1/ void *rt_malloc(unsigned int size);

rt_malloc allocates size bytes and returns a pointer to the allocated
memory.  If the allocation request fails a NULL is returned.


2/ void rt_free(void *ptr);

rt_free frees the memory space pointed by ptr which must have been
returned by a previous call to rt_malloc.  rt_free returns no value.

The default configuration of the dynamic memory manager is:

Memory block size: 64 KBytes
Number of free blocks kept available: 2

These parameters can be changed if required by using the following module
parameters:

Memory block size:  granularity
Number of free blocks kept available: low_chk_ref

For example to change the size of the memory blocks to 32 Kbytes and the
number of free blocks kept available for allocation to 4:

insmod rtai_sched_up.o granularity=32768 low_chk_ref=4



RTAI C++ Support Built Into The Module
======================================

Real time C++ support is provided with the implementation of the operators:

	void* operator new(size_t);
	void* operator new [](size_t);
	void  operator delete(void*);
	void  operator delete [](void*);

These operators use the rt_malloc() and rt_free() primitives and thus
make it possible to execute real time C++ written modules. The LXRT directory
provides an example on how to do this. Notice that C++ support is limited
as programs must be compiled with the -fno-exception g++ option. Also, 
an abstract base class that defines pure virtual functions should implement
an empty function otherwise the compiler will generate the infamous 
__pure_virtual() call which will result in an unresolved symbol at insmod
time: 

class Wathever {
public:
	virtual void foo() = 0; // This generates a __pure_virtual() call.
	virtual void Better {}  // The empty function will not.
};

Alternatively you could choose to implement your own __pure_virtual()
function with something like this:

extern "C" void __pure_virtual();
void __pure_virtual()
{
	RT_TASK *t;
	rt_printk( "%X calling a pure virtual\n", t = rt_whoami());
	rt_task_suspend(t);
}

Notice that if you attemp to compile with the -fPIC option you will
see another infamous unresolved symbol: _GLOBAL_OFFSET_TABLE_.

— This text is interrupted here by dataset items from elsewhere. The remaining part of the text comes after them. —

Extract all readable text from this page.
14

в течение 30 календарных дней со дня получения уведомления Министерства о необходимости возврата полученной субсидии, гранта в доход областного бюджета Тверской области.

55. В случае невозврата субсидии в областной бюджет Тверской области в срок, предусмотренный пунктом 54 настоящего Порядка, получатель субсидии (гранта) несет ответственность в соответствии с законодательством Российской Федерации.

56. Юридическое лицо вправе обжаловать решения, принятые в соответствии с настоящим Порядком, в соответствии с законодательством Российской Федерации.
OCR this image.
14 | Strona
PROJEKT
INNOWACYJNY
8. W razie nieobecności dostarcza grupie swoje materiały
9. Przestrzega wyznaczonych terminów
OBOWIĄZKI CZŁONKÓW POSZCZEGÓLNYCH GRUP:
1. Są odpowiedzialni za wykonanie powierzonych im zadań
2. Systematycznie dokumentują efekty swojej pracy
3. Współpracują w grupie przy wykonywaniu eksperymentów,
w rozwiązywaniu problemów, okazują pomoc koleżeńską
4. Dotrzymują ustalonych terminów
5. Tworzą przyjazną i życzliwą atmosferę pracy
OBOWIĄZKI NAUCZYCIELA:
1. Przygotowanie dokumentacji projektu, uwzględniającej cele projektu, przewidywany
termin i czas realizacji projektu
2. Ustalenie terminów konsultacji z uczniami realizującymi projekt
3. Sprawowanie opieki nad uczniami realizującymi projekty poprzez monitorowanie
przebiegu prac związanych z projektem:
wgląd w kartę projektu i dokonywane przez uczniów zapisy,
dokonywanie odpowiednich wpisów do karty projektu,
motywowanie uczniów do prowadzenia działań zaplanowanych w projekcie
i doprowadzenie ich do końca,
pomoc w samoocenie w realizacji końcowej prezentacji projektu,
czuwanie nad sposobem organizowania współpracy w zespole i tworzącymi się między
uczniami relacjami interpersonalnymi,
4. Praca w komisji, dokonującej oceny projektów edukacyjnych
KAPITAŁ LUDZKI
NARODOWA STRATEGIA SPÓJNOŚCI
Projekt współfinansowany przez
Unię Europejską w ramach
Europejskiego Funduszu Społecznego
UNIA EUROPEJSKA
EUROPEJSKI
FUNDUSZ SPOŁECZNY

Also, you cannot instantiate global objects because nothing actually
does the global initialisation. This is normally done before the program
enters main and you need to link with the library files crtbegin.o and
crtend.o to do that. However, linking with those two files will introduce
you to two other infamous unresolved symbols: __register_frame_info and
__deregister_frame_info.

To resume, C++ support is limited in that exception handling and global
instantiation services are not available in the kernel due to lack of 
library support. It is possible to trick the compiler in order to avoid 
the __pure_virtual unresolved symbol.